У меня на загривке волосы встали дыбом. Сомнений быть не могло: Антипатр был агентом Митридата. У меня не было времени подумать, потому что заговорил Исидор, и я должен был подслушать.
— Ты можешь сомневаться в суждениях Никанора, но не в его лояльности, — говорил он. — Никто не приносил таких жертв, не преодолевал огромных расстояний и не шел на подобный риск ради общего дела, больше чем Никанор — даже ты, Антипатр.
— Ты не слушаешь меня, Исидор. Я сомневаюсь не в его суждениях, а в его здравомыслии. Он говорит такие вещи, которые не имеют смысла. Что он сказал тебе сегодня о Фаросе? Что-то насчет использования зеркал, чтобы заглянуть в царский дворец и прочитать мысли царя Птолемея?
— У него действительно странные представления…
— Он сумасшедший, Исидор. Он всегда был немного сумасшедшим, но теперь он стал еще больше — до такой степени, что представляет опасность для всех нас.
Исидор вздохнул: — К сожалению, он мой единственный надежный посредник для связи с Анубионом на Фаросе. Ты сам сказал, в тот же день, когда прибыл сюда, что создание системы сигналов с использованием Фароса должно быть нашим наивысшим приоритетом. Когда между Римом и Митридатом разразится война, что, если римляне вторгнутся в Египет? Наша способность общаться тайно будет жизненно необходима.
— Римляне никогда не займут Александрию, — сказал Антипатр.
— Возможно нет. Но даже если Египет останется в стороне от войны, Александрия будет кишеть шпионами. Римляне - дети, когда дело доходит до секретных операций. Митридат - мастер в таких вещах, и это может быть его самым большим преимуществом. Наша способность использовать Фарос для тайного общения может повлиять на победу или поражение.
— Не будем увлекаться, старый друг, — ты начинаешь говорить так же грандиозно, как Никанор.
Исидор тихо рассмеялся: — Всю свою жизнь я был не более чем писакой в клетке Муз. Должен признаться, мысль о том, что я могу еще что-то сделать, чтобы изменить мир, немного опьяняет.
— Скорее, как это прекрасное вино. Не допить ли нам его?
— Нет, я уже слишком много выпил. Я иду спать. У нас впереди напряженный день. Ты по-прежнему настроен взять с собой Гордиана?
— Если он узнает, что я был на Фаросе без него, я затрудняюсь объяснить, почему не взял его с собой. Не волнуйся, я прослежу, чтобы он не путался под ногами, пока ты будешь совещаться с Анубионом. Гордиан молод и его легко отвлечь.
— Ты уверены, что он ничего не подозревает о твоей миссии?

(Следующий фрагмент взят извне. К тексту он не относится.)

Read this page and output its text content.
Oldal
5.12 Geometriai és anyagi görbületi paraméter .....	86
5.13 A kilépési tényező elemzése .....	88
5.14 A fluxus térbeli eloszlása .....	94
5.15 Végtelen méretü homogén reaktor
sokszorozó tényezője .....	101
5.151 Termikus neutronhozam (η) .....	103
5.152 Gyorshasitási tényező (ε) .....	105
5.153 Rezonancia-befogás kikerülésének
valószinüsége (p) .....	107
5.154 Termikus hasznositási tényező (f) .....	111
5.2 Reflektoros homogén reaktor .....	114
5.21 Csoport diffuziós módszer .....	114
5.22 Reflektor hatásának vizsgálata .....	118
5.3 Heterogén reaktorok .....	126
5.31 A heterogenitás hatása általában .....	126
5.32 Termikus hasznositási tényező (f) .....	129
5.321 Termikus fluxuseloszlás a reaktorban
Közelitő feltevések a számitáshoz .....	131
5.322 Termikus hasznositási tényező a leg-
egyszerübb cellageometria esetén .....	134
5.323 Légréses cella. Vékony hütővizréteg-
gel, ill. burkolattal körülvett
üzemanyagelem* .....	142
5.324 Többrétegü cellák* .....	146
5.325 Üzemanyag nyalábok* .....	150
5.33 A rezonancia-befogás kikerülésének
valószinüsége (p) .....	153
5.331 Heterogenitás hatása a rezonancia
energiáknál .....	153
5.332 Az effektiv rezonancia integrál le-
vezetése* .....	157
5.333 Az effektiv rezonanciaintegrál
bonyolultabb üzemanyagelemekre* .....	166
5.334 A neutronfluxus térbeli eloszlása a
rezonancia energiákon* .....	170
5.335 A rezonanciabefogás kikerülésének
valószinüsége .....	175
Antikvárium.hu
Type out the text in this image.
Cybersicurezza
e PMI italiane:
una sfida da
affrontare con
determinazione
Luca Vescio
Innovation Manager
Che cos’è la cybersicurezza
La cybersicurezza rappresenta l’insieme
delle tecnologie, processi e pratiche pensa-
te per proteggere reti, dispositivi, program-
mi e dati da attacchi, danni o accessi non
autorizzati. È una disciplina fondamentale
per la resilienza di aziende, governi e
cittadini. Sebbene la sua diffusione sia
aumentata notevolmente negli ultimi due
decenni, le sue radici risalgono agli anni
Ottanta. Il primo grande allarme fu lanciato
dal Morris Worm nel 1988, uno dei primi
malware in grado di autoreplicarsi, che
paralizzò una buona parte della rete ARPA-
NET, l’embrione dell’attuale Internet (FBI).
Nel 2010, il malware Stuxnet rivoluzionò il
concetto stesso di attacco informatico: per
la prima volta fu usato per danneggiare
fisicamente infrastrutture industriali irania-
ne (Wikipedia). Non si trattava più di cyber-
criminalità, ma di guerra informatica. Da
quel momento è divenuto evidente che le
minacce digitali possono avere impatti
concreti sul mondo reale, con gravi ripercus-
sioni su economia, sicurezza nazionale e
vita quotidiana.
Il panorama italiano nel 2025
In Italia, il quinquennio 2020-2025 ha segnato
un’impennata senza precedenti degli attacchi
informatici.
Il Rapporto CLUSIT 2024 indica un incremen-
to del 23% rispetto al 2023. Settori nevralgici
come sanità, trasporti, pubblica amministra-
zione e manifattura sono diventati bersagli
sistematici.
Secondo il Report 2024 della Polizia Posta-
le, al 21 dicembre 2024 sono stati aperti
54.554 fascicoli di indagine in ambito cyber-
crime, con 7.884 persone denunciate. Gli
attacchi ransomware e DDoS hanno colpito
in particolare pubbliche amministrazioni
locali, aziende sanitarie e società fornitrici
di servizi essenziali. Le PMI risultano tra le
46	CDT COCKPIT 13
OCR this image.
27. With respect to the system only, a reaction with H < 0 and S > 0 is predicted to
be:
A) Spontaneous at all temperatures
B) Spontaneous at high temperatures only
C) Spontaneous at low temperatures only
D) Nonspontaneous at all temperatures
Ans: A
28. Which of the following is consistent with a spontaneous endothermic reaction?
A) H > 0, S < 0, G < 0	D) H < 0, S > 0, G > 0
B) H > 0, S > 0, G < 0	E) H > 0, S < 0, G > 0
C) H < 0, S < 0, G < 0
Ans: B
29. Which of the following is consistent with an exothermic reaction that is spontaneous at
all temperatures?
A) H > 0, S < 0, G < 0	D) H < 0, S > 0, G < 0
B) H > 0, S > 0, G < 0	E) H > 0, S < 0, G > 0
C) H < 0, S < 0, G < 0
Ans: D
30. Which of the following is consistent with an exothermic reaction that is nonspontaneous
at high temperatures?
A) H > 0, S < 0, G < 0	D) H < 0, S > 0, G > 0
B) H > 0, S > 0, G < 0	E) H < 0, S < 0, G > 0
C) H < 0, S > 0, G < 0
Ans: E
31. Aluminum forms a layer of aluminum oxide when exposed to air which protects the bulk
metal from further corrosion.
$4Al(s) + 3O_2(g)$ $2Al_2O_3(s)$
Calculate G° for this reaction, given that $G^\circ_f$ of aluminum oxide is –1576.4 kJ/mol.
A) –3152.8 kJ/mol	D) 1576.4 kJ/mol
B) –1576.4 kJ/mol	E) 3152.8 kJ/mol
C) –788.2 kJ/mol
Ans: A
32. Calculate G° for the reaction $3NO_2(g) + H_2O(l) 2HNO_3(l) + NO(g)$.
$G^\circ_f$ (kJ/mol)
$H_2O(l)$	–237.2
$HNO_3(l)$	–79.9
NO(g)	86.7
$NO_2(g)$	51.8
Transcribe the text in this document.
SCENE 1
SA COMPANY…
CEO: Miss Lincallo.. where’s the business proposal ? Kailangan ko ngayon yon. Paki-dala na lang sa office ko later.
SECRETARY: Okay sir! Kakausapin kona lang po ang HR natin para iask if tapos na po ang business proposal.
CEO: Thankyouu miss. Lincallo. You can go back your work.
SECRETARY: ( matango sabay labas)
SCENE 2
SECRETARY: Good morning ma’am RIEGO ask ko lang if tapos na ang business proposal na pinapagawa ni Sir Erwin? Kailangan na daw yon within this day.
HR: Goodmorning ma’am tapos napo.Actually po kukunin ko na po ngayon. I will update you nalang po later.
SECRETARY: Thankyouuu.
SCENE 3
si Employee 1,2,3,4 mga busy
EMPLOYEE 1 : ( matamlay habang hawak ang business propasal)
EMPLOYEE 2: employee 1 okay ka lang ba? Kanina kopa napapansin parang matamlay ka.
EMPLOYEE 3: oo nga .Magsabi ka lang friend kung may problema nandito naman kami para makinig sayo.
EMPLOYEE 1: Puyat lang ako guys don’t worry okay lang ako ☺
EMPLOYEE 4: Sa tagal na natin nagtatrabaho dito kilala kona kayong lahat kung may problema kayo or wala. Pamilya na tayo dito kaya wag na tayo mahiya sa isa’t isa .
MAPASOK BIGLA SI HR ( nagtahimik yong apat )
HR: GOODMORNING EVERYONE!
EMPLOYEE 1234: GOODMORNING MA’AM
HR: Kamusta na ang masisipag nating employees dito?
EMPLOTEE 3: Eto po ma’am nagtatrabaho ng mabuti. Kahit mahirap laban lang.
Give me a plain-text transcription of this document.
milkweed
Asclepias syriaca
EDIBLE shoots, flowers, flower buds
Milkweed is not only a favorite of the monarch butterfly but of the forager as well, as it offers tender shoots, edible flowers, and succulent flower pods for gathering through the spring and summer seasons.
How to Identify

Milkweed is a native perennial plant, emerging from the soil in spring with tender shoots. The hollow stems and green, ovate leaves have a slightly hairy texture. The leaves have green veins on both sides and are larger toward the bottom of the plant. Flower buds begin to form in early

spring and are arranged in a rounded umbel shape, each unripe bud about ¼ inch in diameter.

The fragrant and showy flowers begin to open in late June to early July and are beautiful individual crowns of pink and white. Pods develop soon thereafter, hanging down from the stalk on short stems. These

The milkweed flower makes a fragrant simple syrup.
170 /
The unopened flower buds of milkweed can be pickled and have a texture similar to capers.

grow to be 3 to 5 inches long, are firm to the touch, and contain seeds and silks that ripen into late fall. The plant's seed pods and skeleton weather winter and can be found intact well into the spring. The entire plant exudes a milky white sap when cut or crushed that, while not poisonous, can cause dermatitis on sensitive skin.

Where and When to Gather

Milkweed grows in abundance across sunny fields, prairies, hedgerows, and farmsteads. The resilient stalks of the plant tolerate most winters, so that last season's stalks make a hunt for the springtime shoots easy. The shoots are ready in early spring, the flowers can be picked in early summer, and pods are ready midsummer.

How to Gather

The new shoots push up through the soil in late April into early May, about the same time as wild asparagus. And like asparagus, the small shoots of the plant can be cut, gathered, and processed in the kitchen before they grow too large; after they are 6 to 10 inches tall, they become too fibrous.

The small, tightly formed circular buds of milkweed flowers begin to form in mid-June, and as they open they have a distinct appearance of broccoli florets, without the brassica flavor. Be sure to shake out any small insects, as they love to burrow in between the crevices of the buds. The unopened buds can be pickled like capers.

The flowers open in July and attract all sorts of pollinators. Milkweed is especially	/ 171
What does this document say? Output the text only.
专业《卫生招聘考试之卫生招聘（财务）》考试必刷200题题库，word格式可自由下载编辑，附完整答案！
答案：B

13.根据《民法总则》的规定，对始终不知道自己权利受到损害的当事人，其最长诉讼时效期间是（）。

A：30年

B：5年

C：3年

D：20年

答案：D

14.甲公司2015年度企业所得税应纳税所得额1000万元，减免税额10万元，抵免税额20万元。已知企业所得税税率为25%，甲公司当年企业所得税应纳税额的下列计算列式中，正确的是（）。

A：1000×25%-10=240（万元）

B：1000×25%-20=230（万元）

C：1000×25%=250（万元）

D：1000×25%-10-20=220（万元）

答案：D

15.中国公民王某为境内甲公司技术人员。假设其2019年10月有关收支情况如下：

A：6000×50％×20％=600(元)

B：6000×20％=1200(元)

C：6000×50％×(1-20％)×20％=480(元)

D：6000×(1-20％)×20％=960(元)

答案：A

— Ничего. Как Гордиан неоднократно демонстрировал во время наших путешествий, он довольно умен в некоторых отношениях, но ужасно наивен в других. Он умен, но еще не циничен. Он по-мальчишески верит в своего старого наставника; на самом деле это довольно трогательно. Он никогда не спрашивал меня о причинах моего путешествия инкогнито, и я совершенно уверен, что он и понятия не имеет о моей деятельности в каждом городе, который мы посетили - изучении местных настроений, поиске и беседах с теми, кто мог бы быть полезен нашему делу, составлении списка тех, кто представляет для нас опасность.
— Даже в Вавилоне?
— Особенно там! Парфяне с подозрением относятся и к Риму, и к Митридату, но, когда придет время, их нужно убедить встать на нашу сторону. Антипатр вздохнул. — Ну что ж, если больше не будет вина, тогда я тоже иду спать.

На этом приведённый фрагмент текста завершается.